Biden administration continues to move the goal posts on gas prices

A few days before the year ended, White House chief of staff Ron Klain boasted that “more than half the gas pumps in the USA are at $2.92 or lower.” As I’ve mentioned before, this White House likes to move the goal posts for gas prices from mean to median or mode and back, depending on whichever figure makes it appear that gas prices are lowest. The just-below-three-dollars prices in most of the South and Midwest is cold comfort for drivers in Pennsylvania (averaging $3.63 today) or Nevada ($3.97 today) or California (averaging $4.42 today).

As 2022 came to an end, the national average retail price of a gallon of gasoline was $3.09, according to the U.S. Energy Information Association. That price looks pretty good compared to the $5 per gallon national average of midsummer and is even slightly lower than it was the same week in 2021, when the price was $3.27.

But by historical standards, paying roughly $3 per gallon around Christmastime is really high.
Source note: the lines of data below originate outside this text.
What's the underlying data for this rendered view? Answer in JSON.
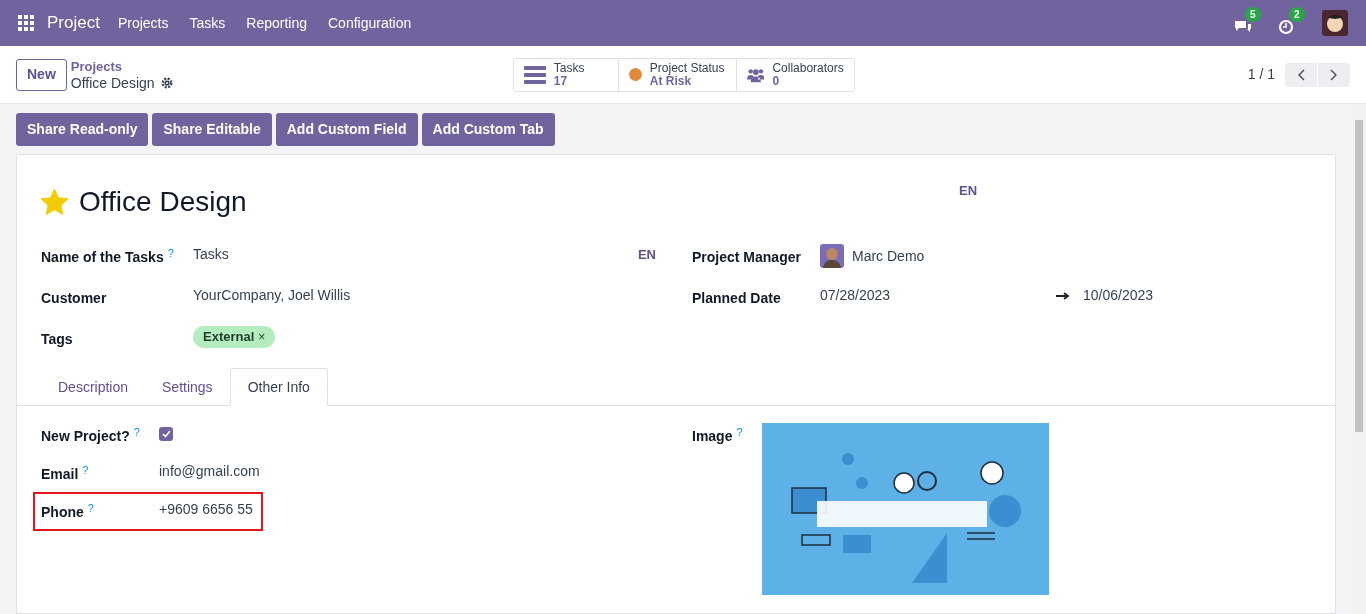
{
  "navbar": {
    "app_name": "Project",
    "menu": [
      "Projects",
      "Tasks",
      "Reporting",
      "Configuration"
    ],
    "notifications": [
      {
        "kind": "chat",
        "count": "5"
      },
      {
        "kind": "activity",
        "count": "2"
      }
    ]
  },
  "control_panel": {
    "new_button": "New",
    "breadcrumb": {
      "parent": "Projects",
      "current": "Office Design"
    },
    "smart_buttons": [
      {
        "kind": "tasks",
        "label": "Tasks",
        "value": "17"
      },
      {
        "kind": "status",
        "label": "Project Status",
        "value": "At Risk",
        "color": "#e08a3c"
      },
      {
        "kind": "collaborators",
        "label": "Collaborators",
        "value": "0"
      }
    ],
    "pager": "1 / 1"
  },
  "action_buttons": [
    "Share Read-only",
    "Share Editable",
    "Add Custom Field",
    "Add Custom Tab"
  ],
  "form": {
    "title": "Office Design",
    "favorite": true,
    "title_lang": "EN",
    "left_fields": [
      {
        "kind": "text",
        "label": "Name of the Tasks",
        "help": "?",
        "value": "Tasks",
        "lang": "EN"
      },
      {
        "kind": "text",
        "label": "Customer",
        "value": "YourCompany, Joel Willis"
      },
      {
        "kind": "tag",
        "label": "Tags",
        "value": "External",
        "remove": "×"
      }
    ],
    "right_fields": [
      {
        "kind": "avatar",
        "label": "Project Manager",
        "value": "Marc Demo"
      },
      {
        "kind": "daterange",
        "label": "Planned Date",
        "value": "07/28/2023",
        "end": "10/06/2023"
      }
    ],
    "tabs": [
      {
        "label": "Description",
        "selected": false
      },
      {
        "label": "Settings",
        "selected": false
      },
      {
        "label": "Other Info",
        "selected": true
      }
    ],
    "tab_left_fields": [
      {
        "kind": "checkbox",
        "label": "New Project?",
        "help": "?",
        "checked": true,
        "highlighted": false
      },
      {
        "kind": "text",
        "label": "Email",
        "help": "?",
        "value": "info@gmail.com",
        "highlighted": false
      },
      {
        "kind": "text",
        "label": "Phone",
        "help": "?",
        "value": "+9609 6656 55",
        "highlighted": true
      }
    ],
    "tab_right_fields": [
      {
        "label": "Image",
        "help": "?"
      }
    ]
  }
}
In the same week in 2020, the average price was $2.24, which we could attribute to lower demand because of the Covid-19 pandemic.

In the same week in 2019, the average price was $2.53.
In the same week in 2018, the average price was $2.32.
In the same week in 2017, the average price was $2.47.
In the same week in 2016, the average price was $2.30.
In the same week in 2015, the average price was $2.03.
In the same week in 2014, the average price was $2.40.

In other words, between Christmas and New Year’s, most Americans are used to paying somewhere between $2 and $2.50 per gallon. Also note that consumer demand for gasoline was particularly low as 2022 came to a close.

In the Wall Street Journal, Texas Tech University economics professor Timothy Fitzgerald echoed the point I kept trying to make all last year. The U.S. doesn’t have sufficient refinery capacity to get refined gasoline to consumers at the price they’re used to paying for it. Think of the current refineries as a funnel. It doesn’t matter how much oil you release from the Strategic Petroleum Reserve or drill if you don’t expand the ability to turn that oil into useable fuel. And Fitzgerald points out that we’re going backwards:

What capacity remains is contracting. The Tesoro refinery in the Bay Area city of Martinez has closed in anticipation of conversion to a renewable-fuels plant, taking more than 160,000 barrels per day out of the supply chain. The renewable-fuels plant will replace less than a third of that capacity.

A similar fate befell the country’s second-newest refinery, in Dickinson, N.D., as firms struggle to take advantage of government incentives for ethanol. America’s remaining refineries are having to run harder to make up the difference.

Blame bad weather for the latest slowdown at certain oil refineries along the Gulf Coast.

U.S. oil refiners on Tuesday were working feverishly to resume operations at a dozen facilities knocked offline by a holiday deep freeze, a recovery that in some cases will stretch into January.

An Arctic blast sent temperatures well below freezing and led to power, instrumentation and steam losses at facilities along the U.S. Gulf Coast. The affected plants process about 3.58 million barrels of oil per day, delivering about 20 percent of U.S. motor fuels.

Sure, gas prices are lower than they were in the summer — fewer people are driving in the winter months, and bad weather keeps people at home. This lowers consumer demand for oil products such as gasoline but increase them for others, such as home-heating oil — which just hit its highest price in 30 years.

Curiously, Ron Klain hasn’t tweeted about heating-oil prices at all.